Glaçant, le film décrit ainsi le piège dans lequel se retrouve Nevenka, ne pouvant quitter ses fonctions sans devoir implicitement admettre qu’elle est incompétente. Atout majeur du métrage, Mireia Oriol (découverte dans "El Pacto" et vue depuis dans le charmant "El Arte de Volver") incarne Nevenka dans ce mélange d'ingénuité apparente et de volonté tenace, et dans cette confiance qu’elle accorde à celui qui lui a donné sa chance, comme dans cette blessure intérieure doublée d’une peur viscérale, qui finit par tout dominer. Icíar Bollaín suit sa descente aux enfers, injectant quelques rares respirations par les paroles réconfortantes lors des préparatifs du procès, et entretenant un malaise grandissant à l’image de celui de sa protagoniste. Ainsi la scène de célébration de la victoire du PP (Parti Populaire) aux élections nationales est filmée comme une scène de traque au travers de salons bondés, quant à celle du mariage à Logroño, elle devient grâce à un travail sur le son et le flou de l’arrière plan, une leçon de perception de la tétanie.

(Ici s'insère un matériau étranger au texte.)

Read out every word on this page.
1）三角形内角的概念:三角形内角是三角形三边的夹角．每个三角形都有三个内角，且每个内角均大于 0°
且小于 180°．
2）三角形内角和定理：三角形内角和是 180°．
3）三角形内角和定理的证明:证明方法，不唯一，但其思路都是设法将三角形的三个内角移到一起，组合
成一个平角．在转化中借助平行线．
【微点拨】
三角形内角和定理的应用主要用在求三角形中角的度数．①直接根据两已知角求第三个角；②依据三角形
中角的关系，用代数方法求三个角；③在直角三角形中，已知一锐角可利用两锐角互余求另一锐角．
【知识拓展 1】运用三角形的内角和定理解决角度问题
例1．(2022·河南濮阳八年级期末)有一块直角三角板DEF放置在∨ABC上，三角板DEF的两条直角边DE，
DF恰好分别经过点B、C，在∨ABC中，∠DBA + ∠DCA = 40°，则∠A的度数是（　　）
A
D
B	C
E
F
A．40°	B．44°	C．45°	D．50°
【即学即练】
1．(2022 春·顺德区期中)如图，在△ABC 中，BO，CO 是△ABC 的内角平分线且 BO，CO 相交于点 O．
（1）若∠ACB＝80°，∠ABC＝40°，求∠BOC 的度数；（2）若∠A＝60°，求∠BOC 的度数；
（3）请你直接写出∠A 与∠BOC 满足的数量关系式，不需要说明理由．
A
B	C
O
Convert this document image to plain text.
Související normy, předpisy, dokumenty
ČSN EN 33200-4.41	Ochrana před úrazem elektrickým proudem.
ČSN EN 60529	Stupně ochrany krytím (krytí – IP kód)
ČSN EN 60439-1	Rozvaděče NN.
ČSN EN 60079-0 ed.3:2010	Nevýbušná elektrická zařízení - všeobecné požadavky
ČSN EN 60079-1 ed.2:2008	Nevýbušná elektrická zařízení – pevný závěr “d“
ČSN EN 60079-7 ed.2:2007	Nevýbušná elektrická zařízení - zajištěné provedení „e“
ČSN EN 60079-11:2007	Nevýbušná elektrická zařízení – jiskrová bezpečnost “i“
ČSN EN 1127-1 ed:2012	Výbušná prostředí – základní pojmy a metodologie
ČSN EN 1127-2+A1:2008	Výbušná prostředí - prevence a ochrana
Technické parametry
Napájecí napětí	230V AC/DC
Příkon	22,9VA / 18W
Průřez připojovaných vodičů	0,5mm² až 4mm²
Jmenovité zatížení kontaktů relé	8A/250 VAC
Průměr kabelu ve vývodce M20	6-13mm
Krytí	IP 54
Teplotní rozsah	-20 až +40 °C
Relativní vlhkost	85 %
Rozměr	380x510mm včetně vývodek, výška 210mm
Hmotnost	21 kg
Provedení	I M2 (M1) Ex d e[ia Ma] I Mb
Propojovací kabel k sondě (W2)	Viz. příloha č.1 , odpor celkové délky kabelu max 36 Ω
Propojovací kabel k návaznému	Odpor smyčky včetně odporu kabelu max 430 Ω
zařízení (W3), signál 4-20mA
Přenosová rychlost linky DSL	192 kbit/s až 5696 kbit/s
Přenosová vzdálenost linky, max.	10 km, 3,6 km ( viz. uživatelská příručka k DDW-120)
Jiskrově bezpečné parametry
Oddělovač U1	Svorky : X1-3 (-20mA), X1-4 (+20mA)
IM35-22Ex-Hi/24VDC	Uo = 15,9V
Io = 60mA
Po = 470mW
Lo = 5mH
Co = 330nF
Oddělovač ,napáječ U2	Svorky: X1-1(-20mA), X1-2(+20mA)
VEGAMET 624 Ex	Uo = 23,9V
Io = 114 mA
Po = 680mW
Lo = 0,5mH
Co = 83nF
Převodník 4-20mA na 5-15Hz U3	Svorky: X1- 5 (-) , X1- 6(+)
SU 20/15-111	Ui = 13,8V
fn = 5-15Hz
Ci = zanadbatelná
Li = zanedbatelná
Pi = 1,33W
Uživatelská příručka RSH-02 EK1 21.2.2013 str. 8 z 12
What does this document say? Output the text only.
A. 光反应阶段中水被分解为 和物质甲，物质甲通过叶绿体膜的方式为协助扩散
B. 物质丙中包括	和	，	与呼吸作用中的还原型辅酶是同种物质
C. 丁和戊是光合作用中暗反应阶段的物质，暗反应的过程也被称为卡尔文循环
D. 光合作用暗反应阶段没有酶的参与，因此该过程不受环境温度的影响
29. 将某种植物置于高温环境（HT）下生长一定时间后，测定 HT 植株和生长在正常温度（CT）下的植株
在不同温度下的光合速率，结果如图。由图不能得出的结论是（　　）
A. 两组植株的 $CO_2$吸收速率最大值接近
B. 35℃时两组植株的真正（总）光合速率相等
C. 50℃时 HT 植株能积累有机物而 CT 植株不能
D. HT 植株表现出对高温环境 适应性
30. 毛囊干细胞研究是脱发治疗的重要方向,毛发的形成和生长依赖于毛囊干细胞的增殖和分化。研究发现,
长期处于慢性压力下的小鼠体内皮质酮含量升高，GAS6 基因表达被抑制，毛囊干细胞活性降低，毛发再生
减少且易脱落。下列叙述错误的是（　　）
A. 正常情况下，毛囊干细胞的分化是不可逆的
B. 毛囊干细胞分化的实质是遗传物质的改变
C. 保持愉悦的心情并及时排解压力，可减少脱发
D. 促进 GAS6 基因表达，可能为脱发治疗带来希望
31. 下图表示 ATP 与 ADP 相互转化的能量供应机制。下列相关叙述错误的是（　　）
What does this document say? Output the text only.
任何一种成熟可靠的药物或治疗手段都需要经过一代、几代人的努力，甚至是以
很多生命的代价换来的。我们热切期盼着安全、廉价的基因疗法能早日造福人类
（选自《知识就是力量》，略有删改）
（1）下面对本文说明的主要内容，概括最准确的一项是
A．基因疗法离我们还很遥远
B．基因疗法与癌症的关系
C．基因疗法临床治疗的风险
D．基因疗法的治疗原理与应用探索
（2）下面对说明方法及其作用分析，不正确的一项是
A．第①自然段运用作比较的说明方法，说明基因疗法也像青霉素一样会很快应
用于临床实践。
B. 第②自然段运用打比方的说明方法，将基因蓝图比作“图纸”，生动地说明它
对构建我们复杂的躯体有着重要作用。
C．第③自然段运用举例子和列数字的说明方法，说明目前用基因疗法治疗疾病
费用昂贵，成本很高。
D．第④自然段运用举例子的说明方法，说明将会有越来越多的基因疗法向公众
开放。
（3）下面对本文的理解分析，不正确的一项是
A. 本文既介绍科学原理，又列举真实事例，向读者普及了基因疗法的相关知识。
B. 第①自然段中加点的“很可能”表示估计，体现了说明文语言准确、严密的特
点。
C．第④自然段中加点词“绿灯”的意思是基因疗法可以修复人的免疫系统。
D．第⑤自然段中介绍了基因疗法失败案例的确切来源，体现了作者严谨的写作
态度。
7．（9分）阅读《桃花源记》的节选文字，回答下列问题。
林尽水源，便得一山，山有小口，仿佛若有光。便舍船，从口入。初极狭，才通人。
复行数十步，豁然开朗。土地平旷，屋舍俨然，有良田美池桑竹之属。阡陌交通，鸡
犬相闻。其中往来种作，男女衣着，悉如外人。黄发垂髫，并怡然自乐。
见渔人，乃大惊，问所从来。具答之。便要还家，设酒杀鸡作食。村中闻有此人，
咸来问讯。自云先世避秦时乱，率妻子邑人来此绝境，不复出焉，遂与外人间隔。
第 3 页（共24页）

Usant aussi de symboles puissants, tel le banquet des fêtes de la ville, où une sorte de Roi attend à table sa conquête, ou la manière dont le procureur la bouscule lors du procès - le juge devant rappeler que ce n’est pas la victime qui est l’accusé -, Icíar Bollaín réussit ici un film définitivement important sur le harcèlement et les violences morales et sexuelles, qui pointe intelligemment du doigt la cruelle relativité de la solidarité féminine, et met en évidence les conséquences physiques, psychologiques, comme parfois sociales, qu’il faut souvent une force incroyable pour affronter, à l’image de cette inoubliable Nevenka.